New-home prices last month fell in half the 70 cities tracked by the government for the first time in two years, the Bureau of Statistics said on June 18. SouFun Holdings Ltd. (SFUN), China’s biggest real estate information website, sank 30 percent this quarter in the second-worst performance on the Bloomberg index of the most-traded Chinese stocks in the U.S. E-House China Holdings Ltd. (EJ), a Shanghai-based online property brokerage, has dropped 28 percent.
While analysts tend to be “pessimistic,” accelerating global growth may improve the prospects for Chinese company profits, according to Katherine Nixon, Chief Investment Officer of Wealth Management at Northern Trust Corp. Economists surveyed by Bloomberg estimate world GDP expansion of 2.67 percent this year and 3.08 percent in 2015.
“Continued global central bank stimulative policies will support this growth,” Nixon said by e-mail on June 27. That “will potentially revive moribund important export markets,” she wrote.
Analyst projections indicate an average 41 percent decline in profits this year from 2013 for companies in the China-US index, data complied by Bloomberg showed. Their sales forecasts have dropped 7.9 percent on average from this year’s high on April 14.
Deutsche Bank AG cut its estimate for SouFun’s 2014 sales by 8 percent, and lowered the earnings projection by 29 percent on June 12 after the Beijing-based real-estate website discounted listing fees to some clients by 40 percent.
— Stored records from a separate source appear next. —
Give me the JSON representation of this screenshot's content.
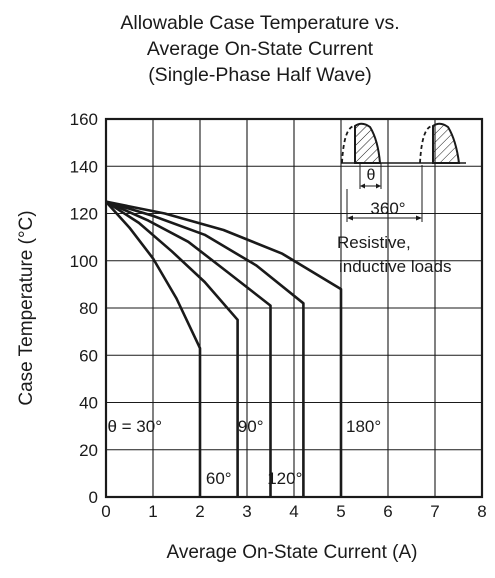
{
  "chart_data": {
    "type": "line",
    "title": [
      "Allowable Case Temperature vs.",
      "Average On-State Current",
      "(Single-Phase Half Wave)"
    ],
    "xlabel": "Average On-State Current  (A)",
    "ylabel": "Case Temperature  (°C)",
    "xlim": [
      0,
      8
    ],
    "ylim": [
      0,
      160
    ],
    "xticks": [
      0,
      1,
      2,
      3,
      4,
      5,
      6,
      7,
      8
    ],
    "yticks": [
      0,
      20,
      40,
      60,
      80,
      100,
      120,
      140,
      160
    ],
    "grid": true,
    "series": [
      {
        "label": "θ = 30°",
        "points": [
          [
            0,
            125
          ],
          [
            0.5,
            114
          ],
          [
            1,
            101
          ],
          [
            1.5,
            84
          ],
          [
            2,
            63
          ],
          [
            2,
            0
          ]
        ]
      },
      {
        "label": "60°",
        "points": [
          [
            0,
            125
          ],
          [
            0.7,
            116
          ],
          [
            1.4,
            104
          ],
          [
            2.1,
            91
          ],
          [
            2.8,
            75
          ],
          [
            2.8,
            0
          ]
        ]
      },
      {
        "label": "90°",
        "points": [
          [
            0,
            125
          ],
          [
            0.9,
            117
          ],
          [
            1.75,
            108
          ],
          [
            2.6,
            95
          ],
          [
            3.5,
            81
          ],
          [
            3.5,
            0
          ]
        ]
      },
      {
        "label": "120°",
        "points": [
          [
            0,
            125
          ],
          [
            1,
            119
          ],
          [
            2.1,
            111
          ],
          [
            3.2,
            98
          ],
          [
            4.2,
            82
          ],
          [
            4.2,
            0
          ]
        ]
      },
      {
        "label": "180°",
        "points": [
          [
            0,
            125
          ],
          [
            1.25,
            120
          ],
          [
            2.5,
            113
          ],
          [
            3.75,
            103
          ],
          [
            5,
            88
          ],
          [
            5,
            0
          ]
        ]
      }
    ],
    "annotations": {
      "theta_symbol": "θ",
      "period": "360°",
      "load_lines": [
        "Resistive,",
        "inductive loads"
      ]
    }
  }
}
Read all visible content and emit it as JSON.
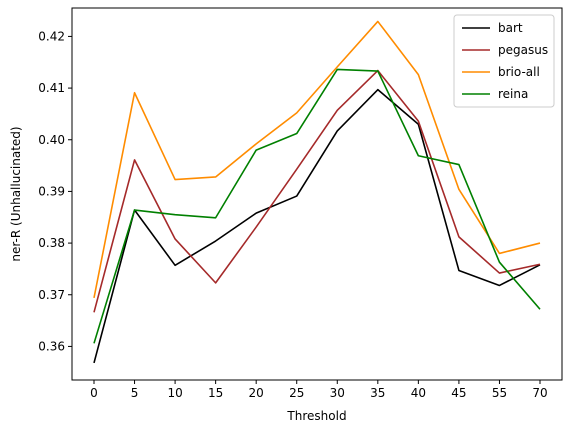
{
  "chart_data": {
    "type": "line",
    "x": [
      "0",
      "5",
      "10",
      "15",
      "20",
      "25",
      "30",
      "35",
      "40",
      "45",
      "55",
      "70"
    ],
    "xlabel": "Threshold",
    "ylabel": "ner-R (Unhallucinated)",
    "ylim": [
      0.3535,
      0.4255
    ],
    "yticks": [
      0.36,
      0.37,
      0.38,
      0.39,
      0.4,
      0.41,
      0.42
    ],
    "ytick_labels": [
      "0.36",
      "0.37",
      "0.38",
      "0.39",
      "0.40",
      "0.41",
      "0.42"
    ],
    "grid": false,
    "legend_position": "top-right",
    "series": [
      {
        "name": "bart",
        "color": "#000000",
        "values": [
          0.3568,
          0.3864,
          0.3757,
          0.3804,
          0.3858,
          0.3891,
          0.4017,
          0.4097,
          0.403,
          0.3747,
          0.3718,
          0.3758
        ]
      },
      {
        "name": "pegasus",
        "color": "#a52a2a",
        "values": [
          0.3666,
          0.3961,
          0.3808,
          0.3723,
          0.3831,
          0.3943,
          0.4057,
          0.4134,
          0.4036,
          0.3812,
          0.3742,
          0.3759
        ]
      },
      {
        "name": "brio-all",
        "color": "#ff8c00",
        "values": [
          0.3694,
          0.4091,
          0.3923,
          0.3928,
          0.3992,
          0.4052,
          0.4141,
          0.4229,
          0.4126,
          0.3904,
          0.378,
          0.38
        ]
      },
      {
        "name": "reina",
        "color": "#008000",
        "values": [
          0.3606,
          0.3864,
          0.3855,
          0.3849,
          0.398,
          0.4012,
          0.4136,
          0.4133,
          0.3969,
          0.3952,
          0.3763,
          0.3672
        ]
      }
    ]
  }
}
Stifel Nicolaus & Co. reduced its 2014 revenue forecast for Ctrip.com International Ltd. (CTRP), China’s biggest online travel agency, by 2.1 percent and its profit estimate by 3 percent in a research note dated June 24. Air China Ltd., the nation’s largest airline by market value, said it will lower its base commission rate paid to ticketing agencies to 2 percent from 3 percent from July 1.